Gubernur Jawa Barat Ridwan Kamil menyusuri sejarah peristiwa gempa besar dan tsunami yang terjadi di Aceh pada 26 Desember 2004 dengan mengunjungi Museum Tsunami Aceh dan berziarah ke makam korban bencana dahsyat itu.

Dia tidak kuasa menahan haru saat mengunjungi Museum Tsunami Aceh di Jalan Sultan Iskandar Muda, Kota Banda Aceh, yang bangunannya dia rancang.

Sebagaimana dikutip dalam siaran pers Pemerintah Provinsi Jawa Barat yang diterima di Bandung, Minggu, Ridwan Kamil menuturkan bahwa ruangan Museum Tsunami Aceh yang paling mengesankan baginya adalah Sumur Doa, yang di dalamnya ada nama-nama korban gempa dan tsunami Aceh.

"Dari semua bagian museum, ini adalah ruangan yang paling emosional buat saya," katanya.

Baca juga: Peringatan Tsunami Aceh dipusatkan di Pelabuhan Ulee Lheue

Ia menuturkan, pencahayaan yang temaram di dalam ruangan itu membangkitkan keinginan orang yang datang untuk merenung dan mendoakan orang-orang yang kehilangan nyawa akibat gempa dan tsunami 17 tahun silam.

"Ini tempat kita berdoa untuk korban-korban tsunami dan di atas ada lafadz Allah, artinya apapun yang terjadi harus tawakal," katanya.

Ridwan Kamil memenangkan sayembara yang diselenggarakan tahun 2007 untuk mendesain Museum Tsunami Aceh.

"Saya banyak meneteskan air mata dalam proses sketsanya, termasuk dalam proses presentasinya pun saya terbata-bata, karena ratusan ribu nyawa melayang akibat tsunami Aceh," katanya.

"Prosesnya (rancang bangun) sekitar sebulan, tapi proses pencarian cukup intens, mencari cara sederhana agar masyarakat bisa merasakan langsung peristiwa itu, seperti ketakutan, basah, gelap, dan lainnya," ia menambahkan.

Baca juga: Pemerintah diminta kendalikan pandemi seperti penanganan tsunami Aceh

Ridwan Kamil menjelaskan bahwa bangunan Museum Tsunami Aceh merepresentasikan ketakutan, kesedihan, dan harapan.

"Jadi setelah rasa takut yang ditandai lorong gelap dan gemericik air di bagian pintu masuk, lalu kesedihan dengan adanya sumur doa, dan terakhir harapan dengan hadirnya lorong menuju atap bangunan," katanya.

Ia mengatakan bahwa atap bangunan museum itu bisa difungsikan sebagai tempat evakuasi yang bisa menampung ribuan orang apabila terjadi bencana.

"Ini ibaratnya dataran tinggi untuk evakuasi jika tsunami kembali terjadi," katanya.

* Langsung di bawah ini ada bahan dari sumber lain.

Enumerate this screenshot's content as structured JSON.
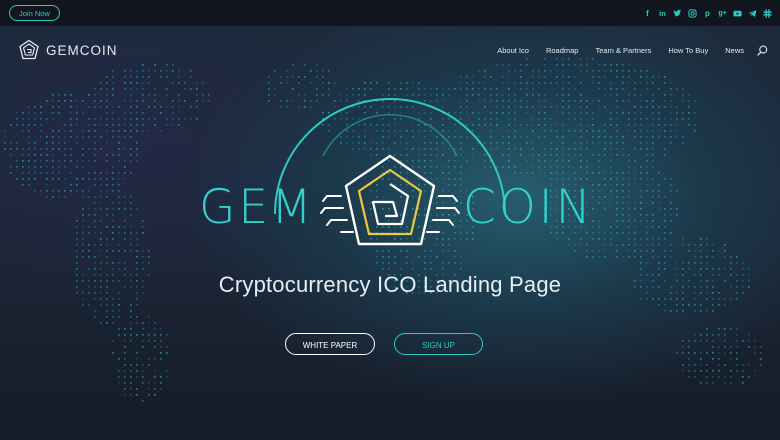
{
  "topbar": {
    "join_label": "Join Now",
    "social_icons": [
      "facebook-icon",
      "linkedin-icon",
      "twitter-icon",
      "instagram-icon",
      "pinterest-icon",
      "googleplus-icon",
      "youtube-icon",
      "telegram-icon",
      "slack-icon"
    ]
  },
  "nav": {
    "brand": "GEMCOIN",
    "items": [
      {
        "label": "About Ico"
      },
      {
        "label": "Roadmap"
      },
      {
        "label": "Team & Partners"
      },
      {
        "label": "How To Buy"
      },
      {
        "label": "News"
      }
    ]
  },
  "hero": {
    "logo_left": "GEM",
    "logo_right": "COIN",
    "tagline": "Cryptocurrency ICO Landing Page",
    "primary_button": "WHITE PAPER",
    "secondary_button": "SIGN UP"
  },
  "colors": {
    "accent_teal": "#2fc9c0",
    "accent_yellow": "#e9c842",
    "background": "#1a2230",
    "topbar": "#11161e"
  }
}
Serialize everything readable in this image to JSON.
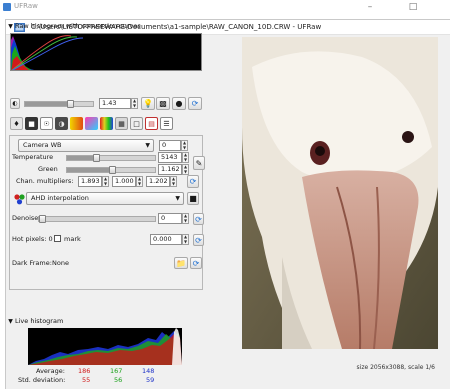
{
  "outer_window": {
    "title": "UFRaw"
  },
  "window": {
    "title": "C:\\Users\\LISTOFFREEWARE\\Documents\\a1-sample\\RAW_CANON_10D.CRW - UFRaw"
  },
  "raw_histogram": {
    "label": "Raw histogram with conversion curves"
  },
  "exposure": {
    "value": "1.43"
  },
  "white_balance": {
    "preset": "Camera WB",
    "fine_tune": "0",
    "temperature_label": "Temperature",
    "temperature": "5143",
    "green_label": "Green",
    "green": "1.162",
    "chan_label": "Chan. multipliers:",
    "chan": [
      "1.893",
      "1.000",
      "1.202"
    ]
  },
  "interpolation": {
    "value": "AHD interpolation"
  },
  "denoise": {
    "label": "Denoise:",
    "value": "0"
  },
  "hot_pixels": {
    "label": "Hot pixels: 0",
    "mark_label": "mark",
    "value": "0.000"
  },
  "dark_frame": {
    "label": "Dark Frame:",
    "value": "None"
  },
  "live_histogram": {
    "label": "Live histogram",
    "average_label": "Average:",
    "average": [
      "186",
      "167",
      "148"
    ],
    "std_label": "Std. deviation:",
    "std": [
      "55",
      "56",
      "59"
    ]
  },
  "colors": {
    "red": "#d01818",
    "green": "#18a018",
    "blue": "#1c30c8"
  },
  "status": {
    "text": "size 2056x3088, scale 1/6"
  }
}
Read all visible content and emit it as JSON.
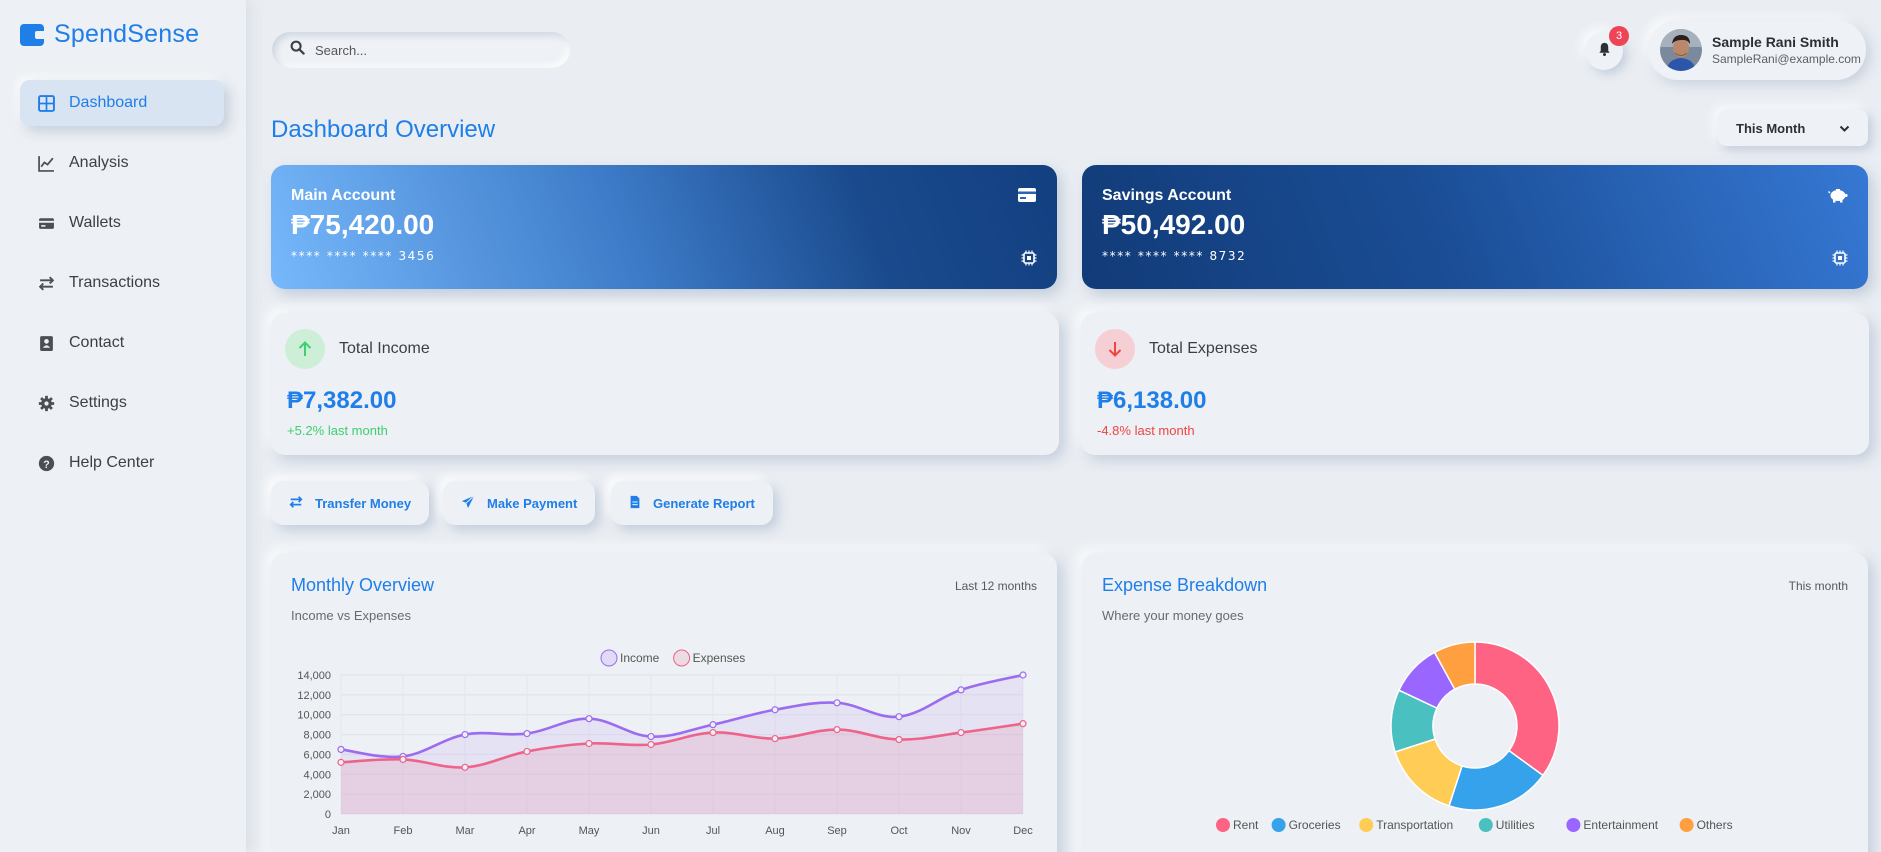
{
  "app": {
    "name": "SpendSense",
    "accent": "#1f7ee8"
  },
  "sidebar": {
    "items": [
      {
        "label": "Dashboard",
        "icon": "grid-icon",
        "active": true
      },
      {
        "label": "Analysis",
        "icon": "chart-line-icon"
      },
      {
        "label": "Wallets",
        "icon": "wallet-icon"
      },
      {
        "label": "Transactions",
        "icon": "exchange-icon"
      },
      {
        "label": "Contact",
        "icon": "contact-book-icon"
      },
      {
        "label": "Settings",
        "icon": "gear-icon"
      },
      {
        "label": "Help Center",
        "icon": "question-circle-icon"
      }
    ]
  },
  "header": {
    "search_placeholder": "Search...",
    "notifications_count": "3",
    "user": {
      "name": "Sample Rani Smith",
      "email": "SampleRani@example.com"
    }
  },
  "page": {
    "title": "Dashboard Overview",
    "period": "This Month"
  },
  "accounts": {
    "main": {
      "label": "Main Account",
      "balance": "₱75,420.00",
      "number": "**** **** **** 3456",
      "icon": "credit-card-icon"
    },
    "savings": {
      "label": "Savings Account",
      "balance": "₱50,492.00",
      "number": "**** **** **** 8732",
      "icon": "piggy-bank-icon"
    }
  },
  "stats": {
    "income": {
      "label": "Total Income",
      "value": "₱7,382.00",
      "change": "+5.2% last month",
      "color": "#3ecf6e"
    },
    "expenses": {
      "label": "Total Expenses",
      "value": "₱6,138.00",
      "change": "-4.8% last month",
      "color": "#ef4444"
    }
  },
  "actions": {
    "transfer": "Transfer Money",
    "payment": "Make Payment",
    "report": "Generate Report"
  },
  "monthly": {
    "title": "Monthly Overview",
    "subtitle": "Income vs Expenses",
    "range": "Last 12 months"
  },
  "breakdown": {
    "title": "Expense Breakdown",
    "subtitle": "Where your money goes",
    "range": "This month"
  },
  "chart_data": [
    {
      "type": "line",
      "categories": [
        "Jan",
        "Feb",
        "Mar",
        "Apr",
        "May",
        "Jun",
        "Jul",
        "Aug",
        "Sep",
        "Oct",
        "Nov",
        "Dec"
      ],
      "ylim": [
        0,
        14000
      ],
      "yticks": [
        "0",
        "2,000",
        "4,000",
        "6,000",
        "8,000",
        "10,000",
        "12,000",
        "14,000"
      ],
      "legend": "top",
      "series": [
        {
          "name": "Income",
          "color": "#9b6cf0",
          "values": [
            6500,
            5800,
            8000,
            8100,
            9600,
            7800,
            9000,
            10500,
            11200,
            9800,
            12500,
            14000
          ]
        },
        {
          "name": "Expenses",
          "color": "#ee6389",
          "values": [
            5200,
            5500,
            4700,
            6300,
            7100,
            7000,
            8200,
            7600,
            8500,
            7500,
            8200,
            9100
          ]
        }
      ]
    },
    {
      "type": "pie",
      "legend": "bottom",
      "slices": [
        {
          "label": "Rent",
          "value": 35,
          "color": "#ff6384"
        },
        {
          "label": "Groceries",
          "value": 20,
          "color": "#36a2eb"
        },
        {
          "label": "Transportation",
          "value": 15,
          "color": "#ffcd56"
        },
        {
          "label": "Utilities",
          "value": 12,
          "color": "#4bc0c0"
        },
        {
          "label": "Entertainment",
          "value": 10,
          "color": "#9966ff"
        },
        {
          "label": "Others",
          "value": 8,
          "color": "#ff9f40"
        }
      ]
    }
  ]
}
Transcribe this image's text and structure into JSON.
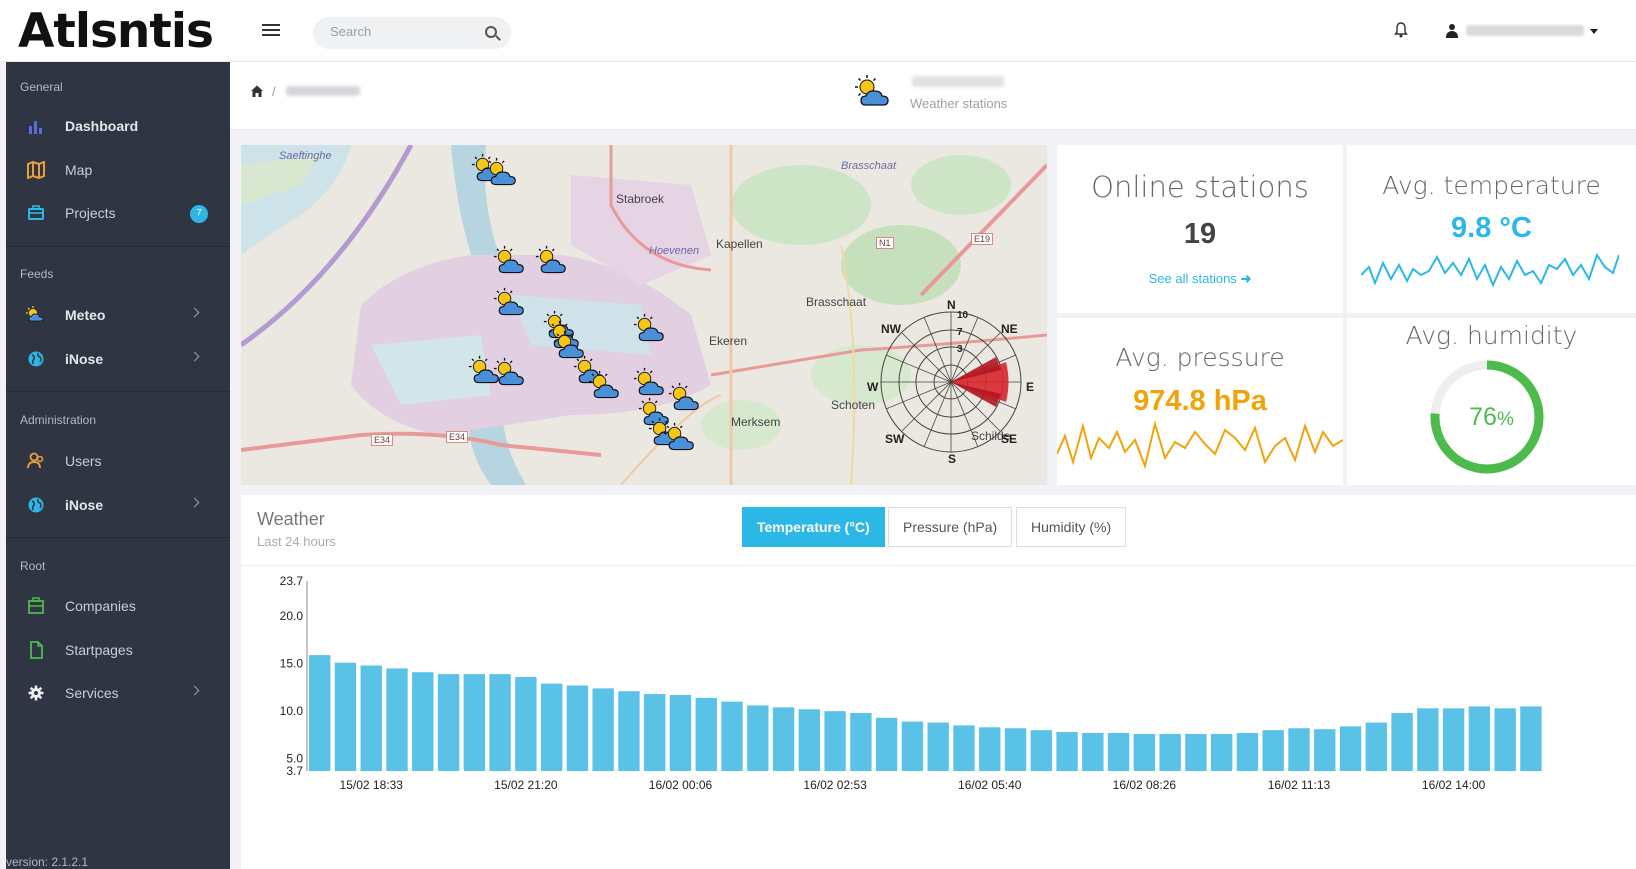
{
  "brand": {
    "logo_text": "Atlsntis"
  },
  "search": {
    "placeholder": "Search"
  },
  "sidebar": {
    "sections": [
      {
        "title": "General",
        "items": [
          {
            "label": "Dashboard",
            "icon": "bar-chart-icon"
          },
          {
            "label": "Map",
            "icon": "map-icon"
          },
          {
            "label": "Projects",
            "icon": "briefcase-icon",
            "badge": "7"
          }
        ]
      },
      {
        "title": "Feeds",
        "items": [
          {
            "label": "Meteo",
            "icon": "weather-icon"
          },
          {
            "label": "iNose",
            "icon": "globe-icon"
          }
        ]
      },
      {
        "title": "Administration",
        "items": [
          {
            "label": "Users",
            "icon": "users-icon"
          },
          {
            "label": "iNose",
            "icon": "globe-icon"
          }
        ]
      },
      {
        "title": "Root",
        "items": [
          {
            "label": "Companies",
            "icon": "building-icon"
          },
          {
            "label": "Startpages",
            "icon": "file-icon"
          },
          {
            "label": "Services",
            "icon": "gear-icon"
          }
        ]
      }
    ],
    "version": "version: 2.1.2.1"
  },
  "header": {
    "breadcrumb_sep": "/",
    "subtitle": "Weather stations"
  },
  "map": {
    "labels": [
      "Saeftinghe",
      "Stabroek",
      "Hoevenen",
      "Kapellen",
      "Brasschaat",
      "Ekeren",
      "Merksem",
      "Schoten",
      "Brasschaat",
      "Schilde"
    ],
    "road_labels": [
      "E34",
      "E34",
      "E19",
      "N1"
    ],
    "compass": [
      "N",
      "NE",
      "E",
      "SE",
      "S",
      "SW",
      "W",
      "NW"
    ],
    "rings": [
      "10",
      "7",
      "3"
    ]
  },
  "stats": {
    "online": {
      "title": "Online stations",
      "value": "19",
      "link": "See all stations"
    },
    "temperature": {
      "title": "Avg. temperature",
      "value": "9.8 °C"
    },
    "pressure": {
      "title": "Avg. pressure",
      "value": "974.8 hPa"
    },
    "humidity": {
      "title": "Avg. humidity",
      "value": "76",
      "unit": "%",
      "percent": 76
    }
  },
  "colors": {
    "accent": "#2bb8e6",
    "pressure": "#f0a30a",
    "humidity": "#4cbb4c",
    "bar": "#5bc2e7",
    "sidebar": "#2f3542"
  },
  "weather": {
    "title": "Weather",
    "subtitle": "Last 24 hours",
    "tabs": [
      "Temperature (°C)",
      "Pressure (hPa)",
      "Humidity (%)"
    ]
  },
  "chart_data": {
    "type": "bar",
    "ylim": [
      3.7,
      23.7
    ],
    "yticks": [
      "23.7",
      "20.0",
      "15.0",
      "10.0",
      "5.0",
      "3.7"
    ],
    "ytick_values": [
      23.7,
      20.0,
      15.0,
      10.0,
      5.0,
      3.7
    ],
    "xticks": [
      "15/02 18:33",
      "15/02 21:20",
      "16/02 00:06",
      "16/02 02:53",
      "16/02 05:40",
      "16/02 08:26",
      "16/02 11:13",
      "16/02 14:00"
    ],
    "values": [
      15.9,
      15.1,
      14.8,
      14.5,
      14.1,
      13.9,
      13.9,
      13.9,
      13.6,
      12.9,
      12.7,
      12.4,
      12.1,
      11.8,
      11.7,
      11.4,
      11.0,
      10.6,
      10.4,
      10.2,
      10.0,
      9.8,
      9.3,
      8.9,
      8.8,
      8.5,
      8.3,
      8.2,
      8.0,
      7.8,
      7.7,
      7.7,
      7.6,
      7.6,
      7.6,
      7.6,
      7.7,
      8.0,
      8.2,
      8.1,
      8.4,
      8.8,
      9.8,
      10.3,
      10.3,
      10.5,
      10.3,
      10.5
    ]
  }
}
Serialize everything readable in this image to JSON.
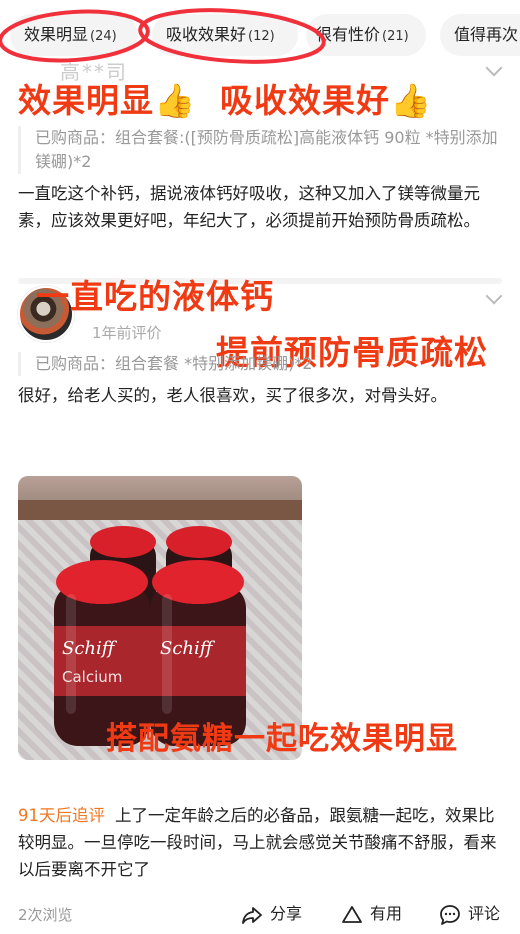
{
  "tabs": [
    {
      "label": "效果明显",
      "count": "(24)"
    },
    {
      "label": "吸收效果好",
      "count": "(12)"
    },
    {
      "label": "很有性价",
      "count": "(21)"
    },
    {
      "label": "值得再次",
      "count": ""
    }
  ],
  "overlays": {
    "top_left": "效果明显👍",
    "top_right": "吸收效果好👍",
    "middle_1": "一直吃的液体钙",
    "middle_2": "提前预防骨质疏松",
    "photo_caption": "搭配氨糖一起吃效果明显"
  },
  "review1": {
    "username_faded": "高**司",
    "purchased": "已购商品：组合套餐:([预防骨质疏松]高能液体钙 90粒 *特别添加镁硼)*2",
    "text": "一直吃这个补钙，据说液体钙好吸收，这种又加入了镁等微量元素，应该效果更好吧，年纪大了，必须提前开始预防骨质疏松。"
  },
  "review2": {
    "time": "1年前评价",
    "purchased": "已购商品：组合套餐 *特别添加镁硼)*2",
    "text": "很好，给老人买的，老人很喜欢，买了很多次，对骨头好。",
    "photo_label": "Schiff",
    "photo_label2": "Calcium",
    "followup_tag": "91天后追评",
    "followup_text": "上了一定年龄之后的必备品，跟氨糖一起吃，效果比较明显。一旦停吃一段时间，马上就会感觉关节酸痛不舒服，看来以后要离不开它了"
  },
  "footer": {
    "views": "2次浏览",
    "share": "分享",
    "useful": "有用",
    "comment": "评论"
  },
  "colors": {
    "overlay": "#f03a14",
    "followup": "#f07722",
    "scribble": "#f0303a"
  }
}
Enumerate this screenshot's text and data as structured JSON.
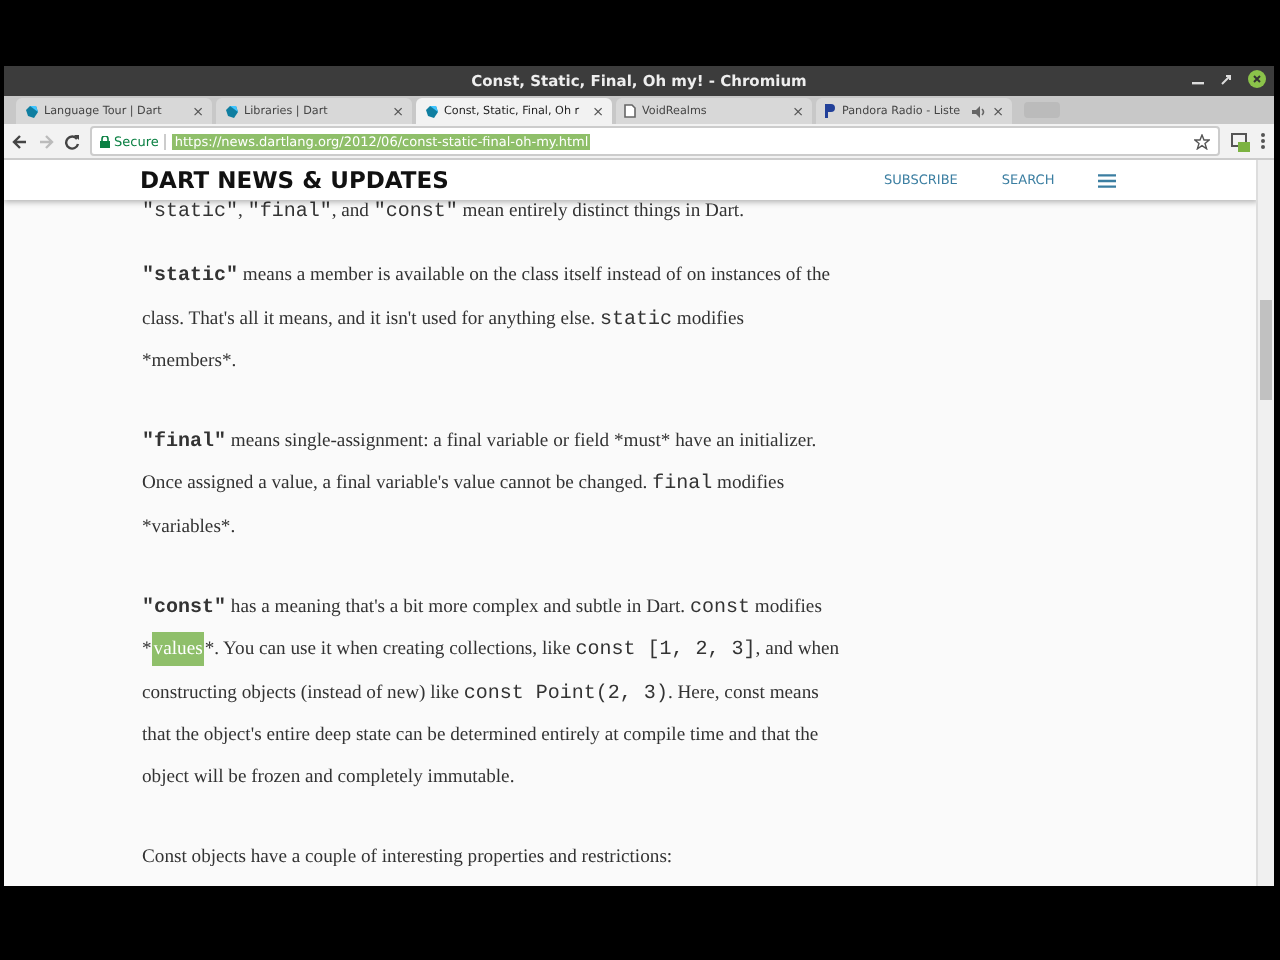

Museum Tsunami Aceh dibangun tahun 2008, diresmikan tahun 2009, dan mulai dibuka untuk umum pada 2011. Museum itu kini menjadi tempat wisata favorit wisatawan di Aceh selain Masjid Baiturrahman, yang berada dekat dengan museum.

Baca juga: 16 Tahun Tsunami Aceh, LIPI: Masyarakat harus mandiri lakukan mitigasi bencana

Selain mengunjungi Museum Tsunami Aceh, Ridwan Kamil berziarah ke kuburan massal korban tsunami Aceh di Ule Lheue, Kota Banda Aceh, Minggu.

Bersama Gubernur Aceh Nova Iriansyah dan para pejabat daerah, Ridwan Kamil menghadiri acara doa bersama dan tabur bunga untuk memperingati kejadian gempa dan tsunami yang terjadi 17 tahun silam.

"Saya tentu mengikuti tradisinya dimulai dengan berdoa di pemakaman massal ini, di mana peristiwanya sangat luar biasa, tentulah tidak bisa semuanya satu-satu dimakamkan dengan syariat yang memadai. Tapi, apa pun itu, dalam kedaruratan tentu dilaksanakan seperti yang kita lihat sekarang," kata Ridwan Kamil.

Ia yakin ada hikmah di balik bencana besar yang menewaskan lebih dari 200 ribu orang 17 tahun silam.

"Jadikan momen peringatan tsunami Aceh ini sebagai hikmah bahwa Allah memberikan takdir tentu ada maksud, agar kita bisa lebih baik," katanya.

Usai ziarah kubur, Ridwan Kamil menghadiri acara zikir dan doa bersama di area Pelabuhan Ule Lheue.